Inyoka
- Conservation status: Least Concern (IUCN 3.1)

Scientific classification
- Kingdom: Animalia
- Phylum: Chordata
- Class: Reptilia
- Order: Squamata
- Suborder: Serpentes
- Family: Lamprophiidae
- Subfamily: Lamprophiinae
- Genus: Inyoka Branch & Kelly in Kelly et al., 2011
- Species: I. swazicus
- Binomial name: Inyoka swazicus (Schaefer, 1970)
- Synonyms: Lamprophis swazicus Schaefer, 1970

= Inyoka =

- Genus: Inyoka
- Species: swazicus
- Authority: (Schaefer, 1970)
- Conservation status: LC
- Synonyms: Lamprophis swazicus Schaefer, 1970
- Parent authority: Branch & Kelly in Kelly et al., 2011

Genus of snakes

Inyoka is a monotypic genus of southern African snakes. The word "inyoka" means "snake" in Zulu, Xhosa, Swahili, Shona and other African languages.
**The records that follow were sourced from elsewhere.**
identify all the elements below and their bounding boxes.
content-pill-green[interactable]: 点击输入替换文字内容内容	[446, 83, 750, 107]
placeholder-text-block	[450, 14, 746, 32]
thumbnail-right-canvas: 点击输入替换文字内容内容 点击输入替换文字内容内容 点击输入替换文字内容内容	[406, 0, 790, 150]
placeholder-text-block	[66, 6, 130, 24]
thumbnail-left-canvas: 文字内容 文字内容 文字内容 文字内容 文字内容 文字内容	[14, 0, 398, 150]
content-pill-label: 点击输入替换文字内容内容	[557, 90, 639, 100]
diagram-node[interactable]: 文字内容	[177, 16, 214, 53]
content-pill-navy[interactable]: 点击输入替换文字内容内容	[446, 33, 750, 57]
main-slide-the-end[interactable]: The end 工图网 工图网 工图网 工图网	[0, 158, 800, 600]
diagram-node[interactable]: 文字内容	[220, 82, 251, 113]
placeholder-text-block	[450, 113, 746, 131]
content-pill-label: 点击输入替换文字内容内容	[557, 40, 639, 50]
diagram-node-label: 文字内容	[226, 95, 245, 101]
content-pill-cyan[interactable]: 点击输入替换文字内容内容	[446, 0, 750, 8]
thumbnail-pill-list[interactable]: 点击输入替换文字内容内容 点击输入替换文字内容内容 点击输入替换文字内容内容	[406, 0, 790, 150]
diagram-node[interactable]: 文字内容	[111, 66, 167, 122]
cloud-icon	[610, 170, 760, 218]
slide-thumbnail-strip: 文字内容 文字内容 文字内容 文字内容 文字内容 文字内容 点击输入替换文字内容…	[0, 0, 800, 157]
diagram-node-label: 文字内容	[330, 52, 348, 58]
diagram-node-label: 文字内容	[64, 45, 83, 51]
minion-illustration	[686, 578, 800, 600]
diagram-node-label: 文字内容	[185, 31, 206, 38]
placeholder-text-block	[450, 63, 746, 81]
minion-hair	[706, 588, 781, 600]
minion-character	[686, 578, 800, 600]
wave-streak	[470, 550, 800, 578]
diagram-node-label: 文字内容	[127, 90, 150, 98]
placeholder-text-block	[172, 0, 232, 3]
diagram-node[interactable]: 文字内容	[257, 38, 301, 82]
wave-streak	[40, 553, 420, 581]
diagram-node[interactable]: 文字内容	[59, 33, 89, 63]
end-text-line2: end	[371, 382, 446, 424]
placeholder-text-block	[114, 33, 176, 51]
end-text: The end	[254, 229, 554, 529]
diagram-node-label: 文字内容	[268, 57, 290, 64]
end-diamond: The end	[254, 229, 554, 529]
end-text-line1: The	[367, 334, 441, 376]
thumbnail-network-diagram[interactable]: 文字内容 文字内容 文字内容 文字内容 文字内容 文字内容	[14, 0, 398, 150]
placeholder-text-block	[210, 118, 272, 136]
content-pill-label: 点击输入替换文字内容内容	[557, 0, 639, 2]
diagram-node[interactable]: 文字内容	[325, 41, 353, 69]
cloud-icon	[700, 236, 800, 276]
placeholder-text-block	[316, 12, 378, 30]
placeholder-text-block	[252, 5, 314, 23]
These snakes were previously grouped in the genus Lamprophis but were found to be closer related to Hormonotus; a substantial genetic divergence between them and a 1900 km gap between their geographic ranges meant a new genus was erected for Lamprophis swazicus, the sole species of the new genus.

==Species==
Inyoka swazicus is commonly known as the Swazi rock snake or Swaziland house snake. It is found in the eastern South Africa and in Eswatini. It inhabits rocky outcrops in grassland and savanna at altitudes of 1400–1900 m asl. Although listed as a "Lower Risk/Near Threatened" species by the International Union for Conservation of Nature (IUCN), it is only considered of "Least Concern" in the South African Conservation Assessment of Reptiles in view of its relatively wide distribution and low level of anthropogenic disturbance in its habitat.

Inyoka swazicus can grow to a maximum total length of 90 cm. The head is small, dorso-ventrally flattened, and broader than neck and distinct from it. Eyes are large, protruding, and with vertically elliptical pupil. They are non-venomous.